The strongest dashboard move in Figure 1 is the final step. A descriptive dashboard should not end by declaring that Progresso should lower price. It should end by naming what must be learned next: whether price changes caused lower volume, whether promotions or inventory explain the pattern, and which regions deserve separate pricing tests.

Monitor, diagnose, decide

A dashboard sequence has three modes.

Monitor asks whether something important changed. In the soup case, monthly category volume monitors the seasonal demand cycle.

Diagnose asks where the change came from. Seasonal price, share, region, and store maps diagnose whether the Progresso pattern is broad, regional, or competitive.

Decide asks what action or test follows. The decision panel should distinguish what the dashboard shows from what it cannot prove.

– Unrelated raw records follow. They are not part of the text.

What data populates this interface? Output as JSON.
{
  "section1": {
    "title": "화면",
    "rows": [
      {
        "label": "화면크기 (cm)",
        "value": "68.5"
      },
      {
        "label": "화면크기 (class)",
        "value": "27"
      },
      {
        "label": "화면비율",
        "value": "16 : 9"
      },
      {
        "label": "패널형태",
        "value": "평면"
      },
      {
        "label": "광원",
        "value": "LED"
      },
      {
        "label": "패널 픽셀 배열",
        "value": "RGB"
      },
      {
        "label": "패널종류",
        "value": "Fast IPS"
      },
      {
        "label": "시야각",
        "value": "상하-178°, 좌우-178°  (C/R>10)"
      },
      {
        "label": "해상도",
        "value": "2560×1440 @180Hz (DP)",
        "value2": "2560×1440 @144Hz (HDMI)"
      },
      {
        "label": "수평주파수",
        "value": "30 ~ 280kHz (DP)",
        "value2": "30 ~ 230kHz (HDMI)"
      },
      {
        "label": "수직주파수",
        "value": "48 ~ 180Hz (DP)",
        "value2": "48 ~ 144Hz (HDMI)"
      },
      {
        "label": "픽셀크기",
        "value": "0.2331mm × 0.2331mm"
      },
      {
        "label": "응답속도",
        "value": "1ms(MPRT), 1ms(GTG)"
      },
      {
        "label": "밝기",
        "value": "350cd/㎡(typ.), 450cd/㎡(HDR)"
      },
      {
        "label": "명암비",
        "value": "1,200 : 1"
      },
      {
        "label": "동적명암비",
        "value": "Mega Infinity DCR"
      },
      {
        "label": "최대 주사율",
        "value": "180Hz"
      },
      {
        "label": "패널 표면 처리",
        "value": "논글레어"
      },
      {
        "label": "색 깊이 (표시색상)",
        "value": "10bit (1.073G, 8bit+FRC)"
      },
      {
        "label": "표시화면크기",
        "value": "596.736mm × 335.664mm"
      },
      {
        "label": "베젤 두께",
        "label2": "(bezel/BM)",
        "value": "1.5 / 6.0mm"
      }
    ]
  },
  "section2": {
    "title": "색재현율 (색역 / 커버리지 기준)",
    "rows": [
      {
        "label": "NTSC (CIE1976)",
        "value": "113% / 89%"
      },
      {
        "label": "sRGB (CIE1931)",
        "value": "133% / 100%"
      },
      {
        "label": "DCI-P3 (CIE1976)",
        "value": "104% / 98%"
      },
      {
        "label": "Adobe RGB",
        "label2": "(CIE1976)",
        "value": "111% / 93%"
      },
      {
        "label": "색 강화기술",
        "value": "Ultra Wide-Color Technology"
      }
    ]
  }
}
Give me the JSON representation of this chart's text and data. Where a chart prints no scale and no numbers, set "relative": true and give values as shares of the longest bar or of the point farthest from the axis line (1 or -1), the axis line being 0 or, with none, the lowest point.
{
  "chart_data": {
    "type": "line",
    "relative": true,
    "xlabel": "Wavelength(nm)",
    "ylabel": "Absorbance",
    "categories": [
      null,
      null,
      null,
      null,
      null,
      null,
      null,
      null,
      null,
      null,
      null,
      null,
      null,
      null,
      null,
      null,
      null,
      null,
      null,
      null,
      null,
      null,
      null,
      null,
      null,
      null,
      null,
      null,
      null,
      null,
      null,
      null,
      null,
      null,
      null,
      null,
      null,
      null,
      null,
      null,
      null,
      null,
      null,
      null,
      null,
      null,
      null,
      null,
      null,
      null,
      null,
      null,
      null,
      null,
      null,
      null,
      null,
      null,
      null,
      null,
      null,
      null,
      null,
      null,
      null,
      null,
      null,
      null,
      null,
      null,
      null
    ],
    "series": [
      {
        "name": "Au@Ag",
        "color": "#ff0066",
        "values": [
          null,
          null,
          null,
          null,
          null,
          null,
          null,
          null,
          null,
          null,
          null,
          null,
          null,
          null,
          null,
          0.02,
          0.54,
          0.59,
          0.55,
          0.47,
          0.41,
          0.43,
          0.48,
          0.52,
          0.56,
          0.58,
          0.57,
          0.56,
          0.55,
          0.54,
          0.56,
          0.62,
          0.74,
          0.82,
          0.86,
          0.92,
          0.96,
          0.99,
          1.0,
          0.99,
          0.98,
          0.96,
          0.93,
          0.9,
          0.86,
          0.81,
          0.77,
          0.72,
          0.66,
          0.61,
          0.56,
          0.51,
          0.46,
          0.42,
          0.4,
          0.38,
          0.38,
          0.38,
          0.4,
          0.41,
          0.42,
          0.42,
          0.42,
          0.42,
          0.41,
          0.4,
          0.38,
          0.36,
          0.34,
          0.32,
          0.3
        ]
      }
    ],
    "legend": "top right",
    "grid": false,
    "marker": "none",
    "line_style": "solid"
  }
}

This distinction keeps the dashboard honest. A monitor panel should not pretend to identify causes. A diagnostic panel should not skip the next question. A decision panel should not hide uncertainty.

Concept check

Three questions spanning the decision-ending dashboard, the monitor-diagnose-decide handoff to causal work, and editing a visual brief around the question.

  1. 1.
    The soup dashboard makes one pattern unmistakable: volume falls in summer while Progresso's price rises. A reviewer calls it "finished" because the insight is obvious at a glance. What is the design flaw this praise is hiding?
  2. 2.
    In the monitor-diagnose-decide sequence, the decide panel shows volume dropping as price rises. A manager wants the caption to read "raising price lowered volume; cut price." Why should the dashboard refuse?
  3. 3.
    Building the capstone's six-panel decision brief, you have computed revenue, AOV, repeat rate, gross margin, revenue per active customer, and a rolling trend. The instinct is to give each its own panel "for completeness." What does the brief discipline require instead?